Par un arrêt en date du 22 mai 2019 (lien ici), la Cour de cassation rappelle que la victime d’un événement traumatique a droit au remboursement intégral du montant des honoraires des médecins-conseils l’ayant assistée lors des expertises figurant sur les factures versées aux débats.
Il s’agit là d’une stricte application du principe de réparation intégrale des préjudices, sans perte ni profit pour la victime, mais également de l’obligation imposée aux juges du fond, par la Cour de cassation, de ne pas dénaturer les documents de la cause (voir notamment à cet égard : Cass. Civ. 2ème, 10 mai 2012, n° 11-19270 ; Cass. Civ. 2ème, 29 mars 2012, n° 11-14661 et Cass. Civ. 2ème, 15 septembre 2011, n° 10-19694).
Selon la Nomenclature DINTILHAC, parmi les postes de préjudices dont la victime est fondée à demander réparation suite à l’évènement traumatique qu’elle a subi, figurent les frais divers, à savoir l’indemnisation de « tous les frais susceptibles d’être exposés par la victime directe avant la date de consolidation de ses blessures et qui sont imputables à l’accident à l’origine du dommage corporel qu’elle a subi et notamment : les honoraires des médecins (spécialistes ou non) ayant assisté aux expertises », y compris dans le cadre d’expertises amiables, précise la Cour de cassation (Cass. Civ. 2ème, 22 mai 2014, n° 13-18591).
Par ailleurs, selon une jurisprudence séculaire (depuis un arrêt Veuve Foucauld et Coulombe c. Pringault, Civ., 15 avril 1872, « Les Grands Arrêts de la jurisprudence civile », tome 2, Dalloz, 12e éd., 2008, n° 161, p. 156), la Cour de cassation pose pour principe que si les juges du fond ont un pouvoir souverain d’appréciation des pièces de la procédure (contrats, actes unilatéraux, lettres missives, témoignages, factures, conclusions, etc.), ils ne doivent pas méconnaître les termes clairs et précis desdites pièces, à peine de dénaturation, c’est-à-dire commettre une erreur flagrante dans l’appréhension de la situation concrète qui leur est soumise.
Dans le cas d’espèce, après avoir reçu des soins orthodontiques, une personne a présenté différents troubles qui ont notamment entraîné une diminution de ses capacités professionnelles.
Victime d’une erreur médicale, elle a assigné en responsabilité et indemnisation le praticien, qui a été déclaré responsable des dommages qu’elle avait subis consécutivement aux soins dispensés.
L’une des questions posée à la Cour de cassation dans de la procédure qui lui était soumise, était de savoir si les frais d’assistance aux opérations d’expertise exposés par la victime, qui s’élevaient, selon les factures produites aux débats à la somme totale de 4.000,48 €, pouvaient être réduits à 3.750,48 €, comme l’avaient souverainement apprécié les juges de la Cour d’appel de LYON.
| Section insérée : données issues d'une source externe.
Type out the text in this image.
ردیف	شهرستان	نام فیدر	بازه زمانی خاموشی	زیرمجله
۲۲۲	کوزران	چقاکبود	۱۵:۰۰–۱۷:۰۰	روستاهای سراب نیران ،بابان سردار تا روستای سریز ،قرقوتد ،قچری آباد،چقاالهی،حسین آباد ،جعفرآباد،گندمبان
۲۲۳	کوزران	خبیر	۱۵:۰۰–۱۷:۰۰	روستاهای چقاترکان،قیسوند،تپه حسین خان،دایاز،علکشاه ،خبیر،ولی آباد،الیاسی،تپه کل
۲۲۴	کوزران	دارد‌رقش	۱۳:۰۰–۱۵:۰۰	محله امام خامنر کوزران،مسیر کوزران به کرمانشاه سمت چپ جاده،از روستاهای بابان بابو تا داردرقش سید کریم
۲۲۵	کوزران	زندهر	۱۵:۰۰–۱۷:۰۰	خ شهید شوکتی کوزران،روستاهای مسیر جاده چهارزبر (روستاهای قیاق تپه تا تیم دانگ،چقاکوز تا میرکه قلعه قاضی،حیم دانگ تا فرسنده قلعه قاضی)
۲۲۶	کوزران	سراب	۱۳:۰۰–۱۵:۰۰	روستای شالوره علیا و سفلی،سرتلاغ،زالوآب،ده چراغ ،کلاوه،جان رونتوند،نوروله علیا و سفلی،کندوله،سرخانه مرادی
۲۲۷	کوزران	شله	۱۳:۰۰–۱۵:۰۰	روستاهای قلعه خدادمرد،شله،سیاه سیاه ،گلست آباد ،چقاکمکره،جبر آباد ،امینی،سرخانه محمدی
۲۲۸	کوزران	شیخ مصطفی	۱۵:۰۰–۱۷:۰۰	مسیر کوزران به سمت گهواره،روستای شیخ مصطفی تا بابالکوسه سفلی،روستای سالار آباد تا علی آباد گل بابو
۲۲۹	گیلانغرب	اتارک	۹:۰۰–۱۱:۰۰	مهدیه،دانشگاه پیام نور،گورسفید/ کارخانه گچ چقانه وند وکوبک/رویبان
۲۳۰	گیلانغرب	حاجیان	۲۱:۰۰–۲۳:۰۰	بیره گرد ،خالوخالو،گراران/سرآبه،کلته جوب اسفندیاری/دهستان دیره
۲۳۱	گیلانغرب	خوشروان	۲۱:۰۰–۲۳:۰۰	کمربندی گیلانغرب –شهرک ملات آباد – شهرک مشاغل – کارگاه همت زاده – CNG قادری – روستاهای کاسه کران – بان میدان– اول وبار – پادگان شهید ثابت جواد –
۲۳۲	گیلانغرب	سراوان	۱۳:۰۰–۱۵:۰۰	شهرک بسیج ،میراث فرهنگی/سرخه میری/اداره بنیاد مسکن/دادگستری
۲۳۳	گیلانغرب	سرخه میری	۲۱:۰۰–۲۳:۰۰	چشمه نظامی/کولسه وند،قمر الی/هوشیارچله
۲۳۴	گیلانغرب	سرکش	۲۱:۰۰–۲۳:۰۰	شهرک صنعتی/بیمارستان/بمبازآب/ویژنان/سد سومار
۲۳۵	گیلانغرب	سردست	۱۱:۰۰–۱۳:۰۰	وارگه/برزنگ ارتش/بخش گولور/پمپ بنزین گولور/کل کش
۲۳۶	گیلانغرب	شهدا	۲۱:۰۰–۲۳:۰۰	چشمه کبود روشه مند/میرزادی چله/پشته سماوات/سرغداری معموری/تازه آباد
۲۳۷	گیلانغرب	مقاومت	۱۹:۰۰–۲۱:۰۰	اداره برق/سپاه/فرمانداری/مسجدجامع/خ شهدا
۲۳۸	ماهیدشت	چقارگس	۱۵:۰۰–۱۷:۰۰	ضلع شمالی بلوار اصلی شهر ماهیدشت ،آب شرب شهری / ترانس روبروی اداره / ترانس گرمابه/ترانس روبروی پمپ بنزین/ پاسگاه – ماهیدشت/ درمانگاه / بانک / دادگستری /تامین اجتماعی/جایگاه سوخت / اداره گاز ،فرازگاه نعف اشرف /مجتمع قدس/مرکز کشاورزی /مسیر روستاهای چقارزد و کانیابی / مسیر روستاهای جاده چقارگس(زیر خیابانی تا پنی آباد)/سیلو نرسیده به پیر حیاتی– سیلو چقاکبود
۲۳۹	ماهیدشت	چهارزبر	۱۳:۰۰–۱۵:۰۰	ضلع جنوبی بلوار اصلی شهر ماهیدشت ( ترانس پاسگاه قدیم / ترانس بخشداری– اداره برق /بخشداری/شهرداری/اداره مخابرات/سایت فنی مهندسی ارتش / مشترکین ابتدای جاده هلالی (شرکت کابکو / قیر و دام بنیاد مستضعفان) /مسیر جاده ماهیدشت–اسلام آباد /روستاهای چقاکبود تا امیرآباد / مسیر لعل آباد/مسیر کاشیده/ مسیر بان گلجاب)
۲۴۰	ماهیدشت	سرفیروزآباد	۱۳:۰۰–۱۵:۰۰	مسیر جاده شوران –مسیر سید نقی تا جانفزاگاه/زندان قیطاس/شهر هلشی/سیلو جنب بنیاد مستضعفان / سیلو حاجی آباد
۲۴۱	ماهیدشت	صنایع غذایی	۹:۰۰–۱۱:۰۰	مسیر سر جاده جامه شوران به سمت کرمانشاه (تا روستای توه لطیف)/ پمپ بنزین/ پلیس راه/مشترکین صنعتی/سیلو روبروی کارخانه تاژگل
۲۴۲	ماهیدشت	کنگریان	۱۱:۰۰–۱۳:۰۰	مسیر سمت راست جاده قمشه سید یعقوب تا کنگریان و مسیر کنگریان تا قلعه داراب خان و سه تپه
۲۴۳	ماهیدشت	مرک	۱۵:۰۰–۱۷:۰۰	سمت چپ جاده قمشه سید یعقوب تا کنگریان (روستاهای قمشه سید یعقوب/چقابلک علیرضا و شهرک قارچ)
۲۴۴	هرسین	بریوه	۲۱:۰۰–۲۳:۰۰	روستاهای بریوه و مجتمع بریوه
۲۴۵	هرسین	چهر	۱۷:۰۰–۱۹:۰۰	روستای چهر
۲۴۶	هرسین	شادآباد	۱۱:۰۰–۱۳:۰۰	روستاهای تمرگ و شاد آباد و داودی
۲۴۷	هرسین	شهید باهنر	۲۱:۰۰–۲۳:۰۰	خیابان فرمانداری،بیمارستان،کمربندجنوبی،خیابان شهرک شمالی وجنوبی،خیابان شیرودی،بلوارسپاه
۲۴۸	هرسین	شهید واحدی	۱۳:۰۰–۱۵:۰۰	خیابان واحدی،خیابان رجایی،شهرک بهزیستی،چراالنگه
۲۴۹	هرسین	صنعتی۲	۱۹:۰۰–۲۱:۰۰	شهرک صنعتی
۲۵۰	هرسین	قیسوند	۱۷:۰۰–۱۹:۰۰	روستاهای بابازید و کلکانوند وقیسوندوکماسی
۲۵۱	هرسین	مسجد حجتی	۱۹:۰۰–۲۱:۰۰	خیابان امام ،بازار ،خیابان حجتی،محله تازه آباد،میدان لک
Aux termes de la décision rendue le 22 mai 2019, la Cour de cassation estime que dans la mesure où les factures relatives aux honoraires versés au médecin-conseil ayant assisté la victime lors de l’expertise médicale s’élevaient à la somme totale de 4.000,48 €, c’est bien de cette somme que devait être indemnisée la victime à ce titre.
La Cour de cassation a donc cassé l’arrêt de la Cour d’appel de LYON pour dénaturation des écrits qui étaient versés au débat.
La Haute juridiction confirme ainsi que la personne victime d’une erreur médicale, et plus globalement la victime de tout événement traumatique (accident de la circulation, agression, accident de sport, accident de la vie, etc.), a droit à un remboursement intégral du montant des honoraires qu’elle a exposés pour se faire assister par un ou des médecin(s)-conseil(s) l’ayant assistée lors des expertises médicales destinées à recenser et à quantifier ses préjudices.
Il est à noter que le Conseil d’état adopte la même jurisprudence de remboursement intégral des frais justifiés de médecins-conseils, y compris en cas de responsabilité et d’indemnisation partielles de la victime (CE, 5ème Ch. 15 juin 2018, n° 409961).
Ces positions jurisprudentielles pourraient également se réclamer du droit à un procès équitable garanti par la Convention Européenne des Droits de l’Homme et de Sauvegarde des Libertés fondamentales, en son article 6, en permettant à la victime de s’assurer des moyens techniques et financiers de parvenir à la juste indemnisation de ses préjudices, notamment dans le cadre des expertises amiables et judiciaires.